Если то, что считалось крутым, перестает быть таковым настолько быстро, как показывают нам примеры Facebook и Sony, не значит ли это, что крутизна действительно подобна Ртути из комиксов? И если подросток и пятидесятилетний считают крутыми совсем разные вещи, не значит ли это, что все дело в точке зрения? В идее о том, что крутизну определить невозможно, есть зерно истины. Конечно же, разные люди считают крутыми разные вещи. Кроме того, она меняется со временем. Поэтому, глядя сегодня на старые фотографии, мы с трудом понимаем, как могли считаться крутыми легинсы, начесы восьмидесятых и прочие вещи, когда-то бывшие в моде. И все же это не значит, что крутизну невозможно определить. Поговорим, к примеру, о красоте.

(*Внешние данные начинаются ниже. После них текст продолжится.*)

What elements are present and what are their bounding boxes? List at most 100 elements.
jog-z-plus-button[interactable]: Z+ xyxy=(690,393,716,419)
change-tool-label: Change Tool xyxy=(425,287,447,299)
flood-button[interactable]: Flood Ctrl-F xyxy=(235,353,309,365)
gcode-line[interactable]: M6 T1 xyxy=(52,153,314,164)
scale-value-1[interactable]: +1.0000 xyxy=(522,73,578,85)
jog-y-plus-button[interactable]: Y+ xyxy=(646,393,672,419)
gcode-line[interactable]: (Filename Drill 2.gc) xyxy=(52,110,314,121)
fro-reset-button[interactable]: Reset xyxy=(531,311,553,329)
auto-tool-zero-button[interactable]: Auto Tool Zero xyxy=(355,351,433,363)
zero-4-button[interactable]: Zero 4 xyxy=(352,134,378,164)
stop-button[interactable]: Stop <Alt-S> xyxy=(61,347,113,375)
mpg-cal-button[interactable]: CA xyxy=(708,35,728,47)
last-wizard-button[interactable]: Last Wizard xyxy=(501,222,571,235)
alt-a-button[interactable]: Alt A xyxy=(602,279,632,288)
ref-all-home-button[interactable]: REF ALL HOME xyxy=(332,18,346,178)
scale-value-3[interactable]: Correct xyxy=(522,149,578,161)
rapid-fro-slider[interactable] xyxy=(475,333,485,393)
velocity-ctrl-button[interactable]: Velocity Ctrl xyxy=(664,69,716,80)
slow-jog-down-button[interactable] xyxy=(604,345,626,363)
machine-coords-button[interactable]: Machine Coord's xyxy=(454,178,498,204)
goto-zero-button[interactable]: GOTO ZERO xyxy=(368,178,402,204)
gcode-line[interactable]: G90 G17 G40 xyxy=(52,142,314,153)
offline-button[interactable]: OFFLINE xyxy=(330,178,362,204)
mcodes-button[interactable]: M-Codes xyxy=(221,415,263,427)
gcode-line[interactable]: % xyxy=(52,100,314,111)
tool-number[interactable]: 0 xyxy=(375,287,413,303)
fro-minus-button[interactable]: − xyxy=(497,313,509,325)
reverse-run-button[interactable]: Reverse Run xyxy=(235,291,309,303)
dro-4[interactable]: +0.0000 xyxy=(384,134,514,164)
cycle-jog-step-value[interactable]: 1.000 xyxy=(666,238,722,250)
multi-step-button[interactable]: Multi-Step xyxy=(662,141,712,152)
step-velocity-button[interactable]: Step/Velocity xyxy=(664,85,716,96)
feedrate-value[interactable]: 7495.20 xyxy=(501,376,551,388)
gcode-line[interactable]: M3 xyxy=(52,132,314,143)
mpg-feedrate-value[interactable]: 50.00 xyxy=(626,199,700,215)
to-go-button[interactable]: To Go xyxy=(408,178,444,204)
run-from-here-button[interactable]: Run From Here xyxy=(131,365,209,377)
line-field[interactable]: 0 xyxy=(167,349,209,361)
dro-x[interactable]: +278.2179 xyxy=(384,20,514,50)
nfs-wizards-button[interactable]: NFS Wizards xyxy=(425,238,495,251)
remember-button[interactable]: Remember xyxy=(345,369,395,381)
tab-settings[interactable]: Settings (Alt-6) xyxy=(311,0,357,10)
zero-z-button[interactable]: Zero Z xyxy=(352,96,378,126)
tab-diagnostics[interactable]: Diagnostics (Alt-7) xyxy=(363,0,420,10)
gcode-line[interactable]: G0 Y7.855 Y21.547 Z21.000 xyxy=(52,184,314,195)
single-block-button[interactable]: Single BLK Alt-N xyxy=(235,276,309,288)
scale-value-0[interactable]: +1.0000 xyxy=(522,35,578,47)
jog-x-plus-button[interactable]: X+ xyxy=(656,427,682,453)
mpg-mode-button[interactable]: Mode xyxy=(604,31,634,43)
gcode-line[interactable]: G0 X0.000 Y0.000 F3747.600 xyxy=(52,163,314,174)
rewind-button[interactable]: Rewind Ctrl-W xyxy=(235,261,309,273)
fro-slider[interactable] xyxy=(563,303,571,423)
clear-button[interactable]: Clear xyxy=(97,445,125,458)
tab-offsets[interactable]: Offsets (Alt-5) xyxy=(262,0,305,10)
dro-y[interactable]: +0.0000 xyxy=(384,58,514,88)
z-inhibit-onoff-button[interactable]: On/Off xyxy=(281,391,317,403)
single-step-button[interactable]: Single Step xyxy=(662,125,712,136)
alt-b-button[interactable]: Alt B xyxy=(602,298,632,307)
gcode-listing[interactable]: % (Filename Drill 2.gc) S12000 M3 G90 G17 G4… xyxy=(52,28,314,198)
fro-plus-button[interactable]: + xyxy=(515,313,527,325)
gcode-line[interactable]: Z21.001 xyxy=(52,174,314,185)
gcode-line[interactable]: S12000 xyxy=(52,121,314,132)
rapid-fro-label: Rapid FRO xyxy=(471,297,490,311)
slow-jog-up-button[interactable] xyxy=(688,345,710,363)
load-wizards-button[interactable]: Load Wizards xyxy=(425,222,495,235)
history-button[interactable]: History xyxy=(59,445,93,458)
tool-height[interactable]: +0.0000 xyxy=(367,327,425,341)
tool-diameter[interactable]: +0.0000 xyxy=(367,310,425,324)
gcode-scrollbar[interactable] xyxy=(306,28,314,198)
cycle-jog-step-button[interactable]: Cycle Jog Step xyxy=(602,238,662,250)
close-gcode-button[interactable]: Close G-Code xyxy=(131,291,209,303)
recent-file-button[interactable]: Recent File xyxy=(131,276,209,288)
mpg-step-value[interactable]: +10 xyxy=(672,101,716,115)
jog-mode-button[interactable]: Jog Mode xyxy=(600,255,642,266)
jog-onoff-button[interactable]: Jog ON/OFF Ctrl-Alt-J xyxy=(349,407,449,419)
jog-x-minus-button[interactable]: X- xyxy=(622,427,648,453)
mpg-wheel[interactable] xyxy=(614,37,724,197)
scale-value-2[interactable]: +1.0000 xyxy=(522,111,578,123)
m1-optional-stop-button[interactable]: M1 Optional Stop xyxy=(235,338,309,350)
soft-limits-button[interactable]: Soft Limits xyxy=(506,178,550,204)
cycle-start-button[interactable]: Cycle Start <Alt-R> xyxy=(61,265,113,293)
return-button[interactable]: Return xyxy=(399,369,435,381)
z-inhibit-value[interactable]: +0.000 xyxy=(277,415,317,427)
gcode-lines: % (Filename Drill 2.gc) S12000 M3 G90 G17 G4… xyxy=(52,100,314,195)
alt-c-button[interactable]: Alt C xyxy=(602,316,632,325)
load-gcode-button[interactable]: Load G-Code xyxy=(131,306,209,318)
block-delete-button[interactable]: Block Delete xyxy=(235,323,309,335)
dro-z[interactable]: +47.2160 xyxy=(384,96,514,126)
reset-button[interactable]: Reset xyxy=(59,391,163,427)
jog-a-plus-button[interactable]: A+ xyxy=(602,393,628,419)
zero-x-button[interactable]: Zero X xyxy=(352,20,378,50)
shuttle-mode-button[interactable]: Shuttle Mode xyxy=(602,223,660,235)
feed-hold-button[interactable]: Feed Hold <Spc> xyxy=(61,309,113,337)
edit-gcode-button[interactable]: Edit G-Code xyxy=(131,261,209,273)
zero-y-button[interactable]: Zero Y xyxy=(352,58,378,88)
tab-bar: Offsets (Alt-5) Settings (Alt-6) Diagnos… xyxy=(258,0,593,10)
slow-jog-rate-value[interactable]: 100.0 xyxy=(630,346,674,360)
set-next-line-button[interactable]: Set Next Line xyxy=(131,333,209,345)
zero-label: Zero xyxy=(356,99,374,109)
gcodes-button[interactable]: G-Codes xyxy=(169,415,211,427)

В начале XX века самой красивой женщиной Америки считалась актриса и певица Лилиан Расселл. Она весила девяносто килограммов и сегодня по индексу массы тела (ИМТ) попала бы в категорию людей с избыточным весом или даже ожирением.

В 2014 г. журнал People назвал самой красивой женщиной Люпиту Нионго, которая весит почти вполовину меньше Лилиан Расселл. Но если бы мы вернулись на сто лет назад и просканировали мозг человека, смотрящего на Расселл, а потом сравнили бы обнаруженную активность с активностью мозга нашего современника, глядящего на Нионго, мы бы увидели примерно одинаковую картину. Это доказывает, что красота — не просто определенные параметры внешности. Она зависит от интерпретации этих параметров мозгом.

В принципе физическая привлекательность — это знак здоровья: пропорции, симметрия, пигментация, блестящие волосы и прочие черты, свидетельствующие о хорошей форме и фертильности. В дни Расселл излишний жир свидетельствовал о здоровье, так как тогда не было такого изобилия пищи, как сегодня, и высокий ИМТ встречался сравнительно редко. Богатеев в те времена называли «толстыми котярами», потому что они, в отличие от простых людей, могли позволить себе набрать лишний вес. Сегодня все не так.

Можно сказать, что количество телесного жира, считающееся наиболее привлекательным, зависит от экономического процветания страны.

Иными словами, чем богаче страна, тем более худые люди считаются там красивыми.

Теории телесной красоты не ограничиваются внешним видом, стремясь вычленить более глубокие и устойчивые факторы: признаки общего здоровья и фертильности. При этом выясняется, что, несмотря на различие форм, в красоте и реакции на нее есть некие общие особенности, неизменные для всех эпох и культур.

Например, когда в мире моды в девяностых годах распространился «героиновый» стиль, это была игра на глубокой связи между красотой и здоровьем с помощью образов, которые им противоречили. Модели тех лет выглядели изможденными: темные круги под глазами, тусклые волосы, выпирающие суставы. Эти образы должны были олицетворять своего рода антикрасоту. Мы можем рассмотреть крутизну с тех же позиций, что и красоту, и увидеть, как разные эпохи по-своему выражают одни и те же ценности (например, бунт). Иными словами, мы считаем крутыми разные вещи, но это одна и та же история.